While consolidation has been an ongoing phenomenon for some time, recent mergers, acquisitions and joint developments are underscoring this trend like never before. The Indian residential sector saw a series of disruptions in the last two to three years, with revolutionary reforms like DeMo, RERA and GST remarkably altering the way real estate business is conducted. A natural by-product of this upheaval was consolidation, with fly-by-night developers completely vanishing and small players merging with big ones.
“Just when this consolidation phase seemed to have run its course and the business seemed to have regained an even keel, there was another series of shocks for the sector – the credit squeeze by banks, followed by the NBFC crisis in late 2018. With previously available financial channels freezing funds to developers, even big players were impacted, and the marketplace was left littered with delayed or stalled projects across cities.

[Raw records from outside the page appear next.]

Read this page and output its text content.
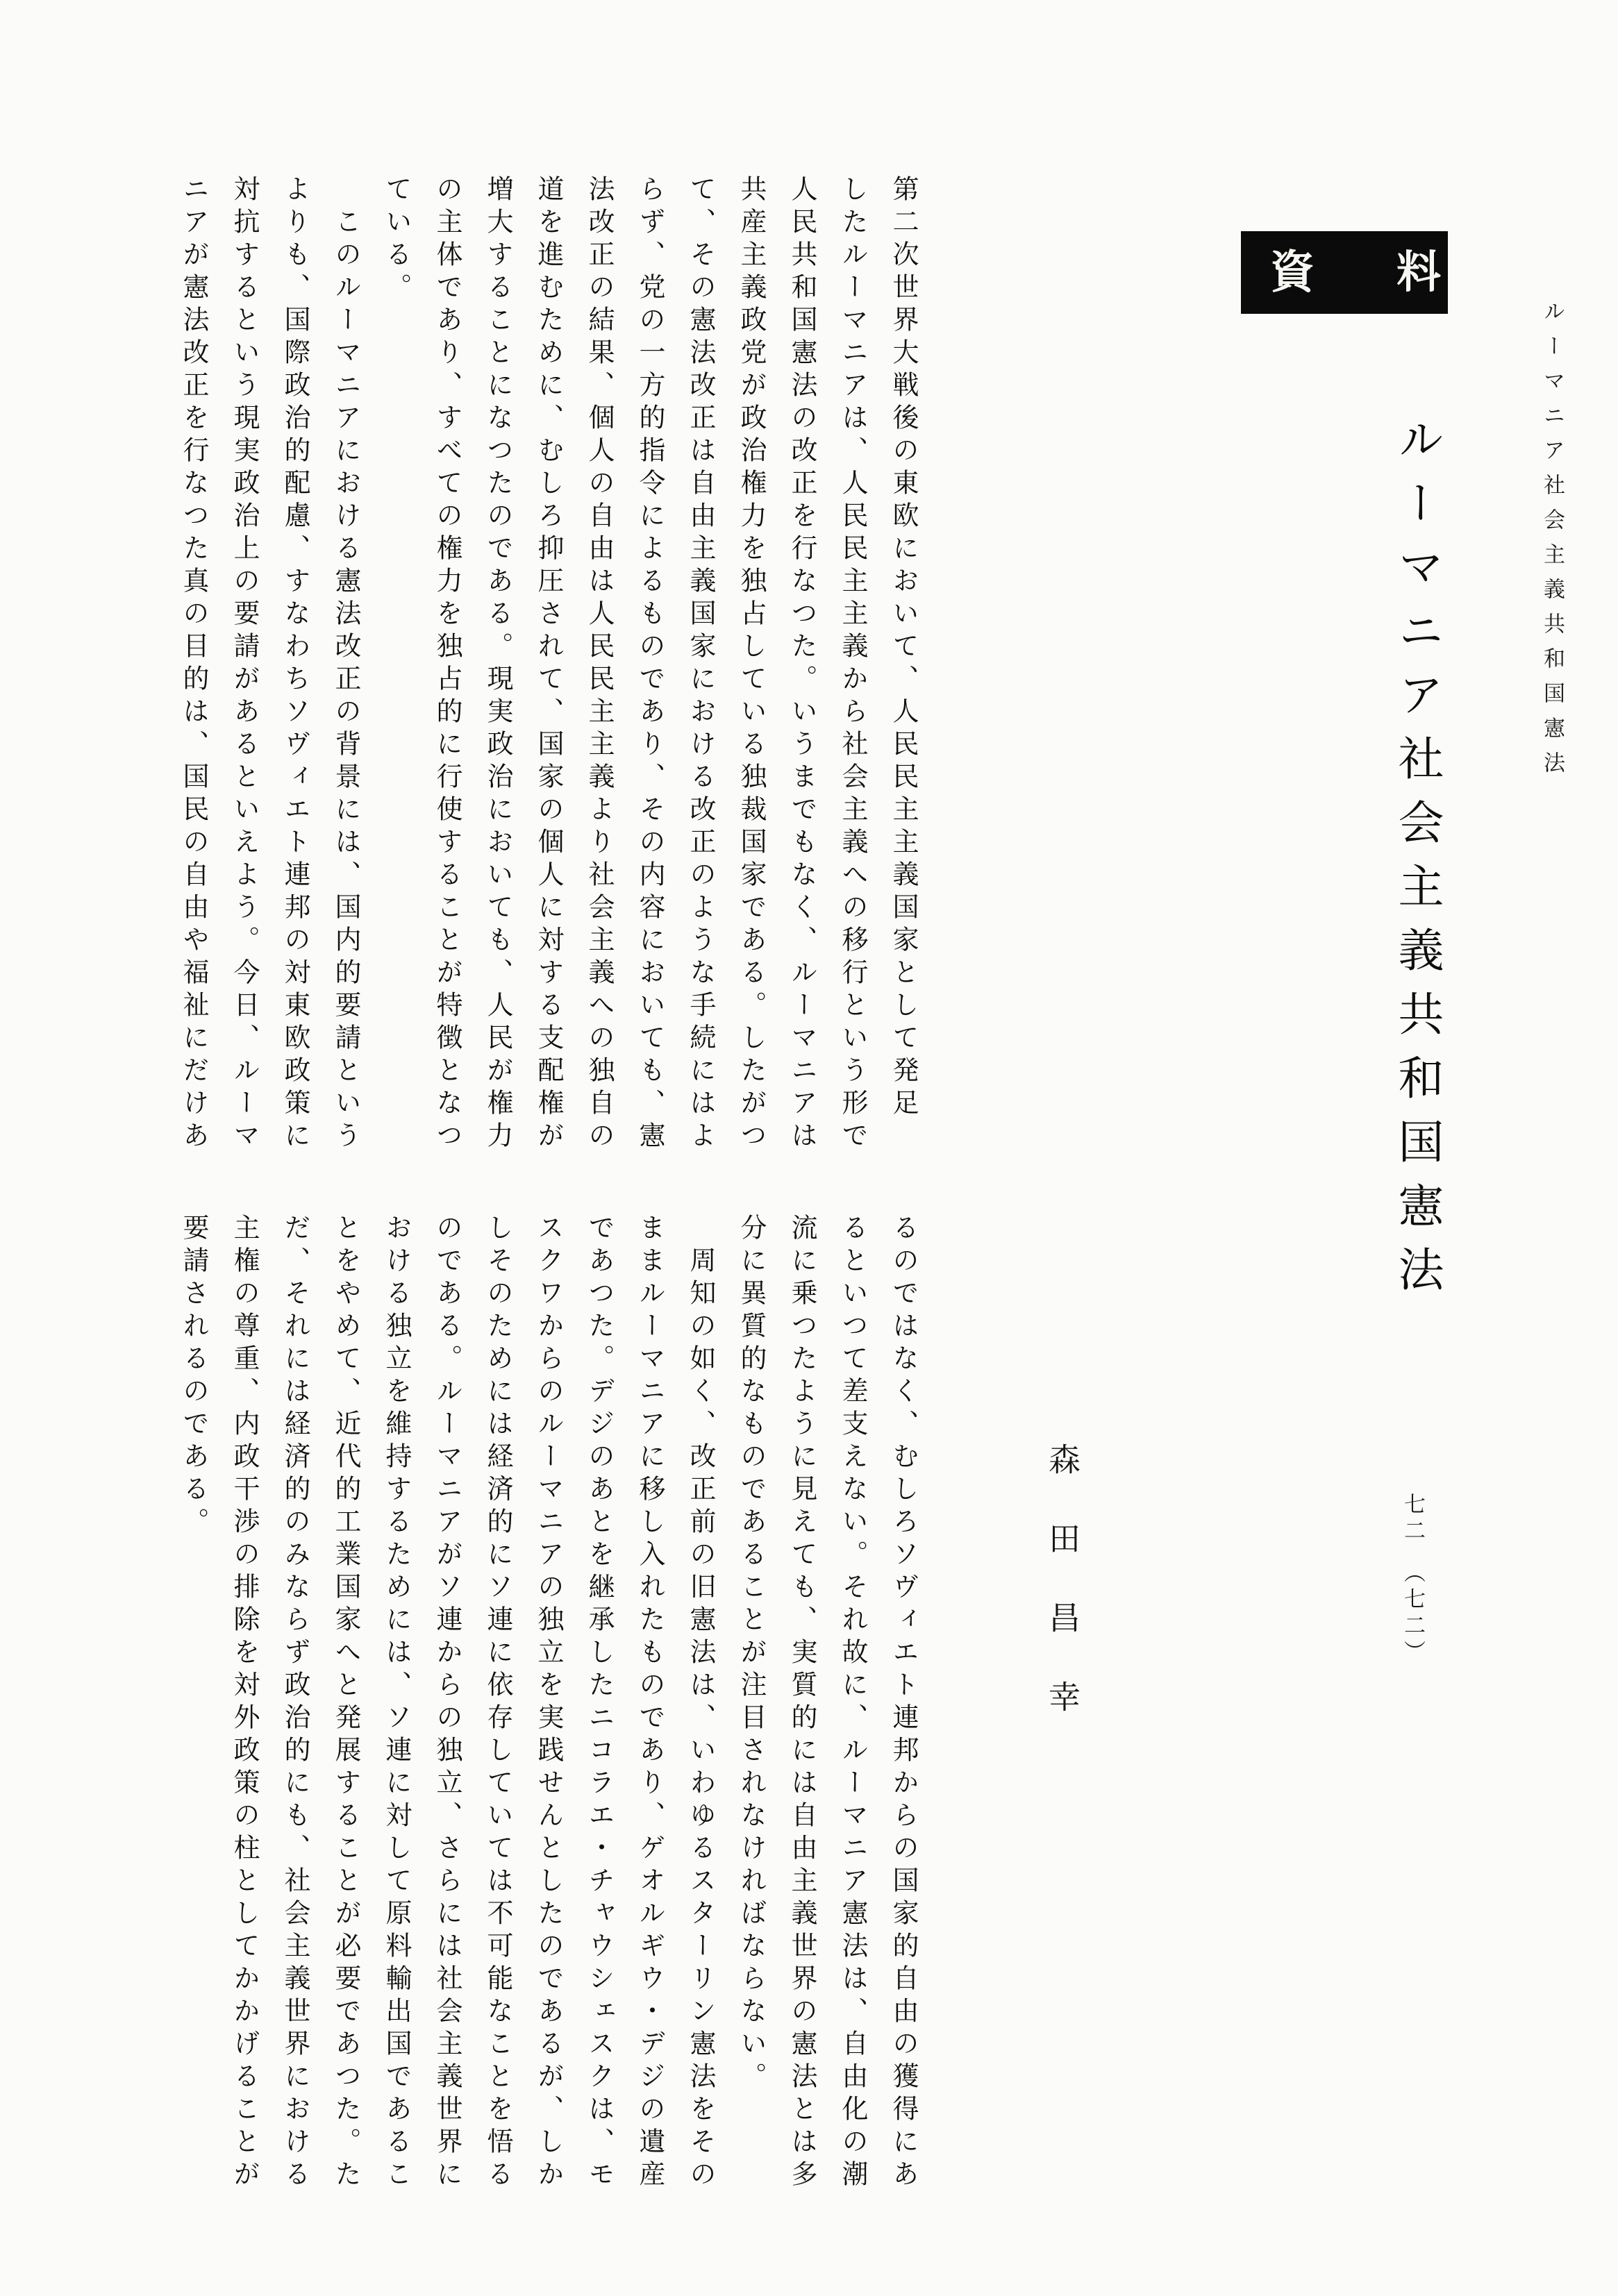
ルーマニア社会主義共和国憲法
資料
ルーマニア社会主義共和国憲法
森田昌幸	七二　（七二）
第二次世界大戦後の東欧において、人民民主主義国家として発足
したルーマニアは、人民民主主義から社会主義への移行という形で
人民共和国憲法の改正を行なつた。いうまでもなく、ルーマニアは
共産主義政党が政治権力を独占している独裁国家である。したがつ
て、その憲法改正は自由主義国家における改正のような手続にはよ
らず、党の一方的指令によるものであり、その内容においても、憲
法改正の結果、個人の自由は人民民主主義より社会主義への独自の
道を進むために、むしろ抑圧されて、国家の個人に対する支配権が
増大することになつたのである。現実政治においても、人民が権力
の主体であり、すべての権力を独占的に行使することが特徴となつ
ている。
　このルーマニアにおける憲法改正の背景には、国内的要請という
よりも、国際政治的配慮、すなわちソヴィエト連邦の対東欧政策に
対抗するという現実政治上の要請があるといえよう。今日、ルーマ
ニアが憲法改正を行なつた真の目的は、国民の自由や福祉にだけあ
るのではなく、むしろソヴィエト連邦からの国家的自由の獲得にあ
るといつて差支えない。それ故に、ルーマニア憲法は、自由化の潮
流に乗つたように見えても、実質的には自由主義世界の憲法とは多
分に異質的なものであることが注目されなければならない。
　周知の如く、改正前の旧憲法は、いわゆるスターリン憲法をその
ままルーマニアに移し入れたものであり、ゲオルギウ・デジの遺産
であつた。デジのあとを継承したニコラエ・チャウシェスクは、モ
スクワからのルーマニアの独立を実践せんとしたのであるが、しか
しそのためには経済的にソ連に依存していては不可能なことを悟る
のである。ルーマニアがソ連からの独立、さらには社会主義世界に
おける独立を維持するためには、ソ連に対して原料輸出国であるこ
とをやめて、近代的工業国家へと発展することが必要であつた。た
だ、それには経済的のみならず政治的にも、社会主義世界における
主権の尊重、内政干渉の排除を対外政策の柱としてかかげることが
要請されるのである。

This triggered a new wave of consolidation and diversification, though this time restricted to the level of projects rather than players.” Shares Shobhit Agarwal, MD & CEO - ANAROCK Capital.
According to ANAROCK data, as many as 5.6 lakh units worth INR 4.5 lakh crore currently are stuck or delayed across the top 7 cities. Dearth of funds and lack of management capabilities are the main culprits, but stakeholders realized that many obstacles can be overcome by joining forces with stronger peers and leveraging mutual strengths.
More and more cash-starved developers turned to organised and financially-sound players to take over stuck projects by ways of JVs, land monetisation and development management contracts across the major cities.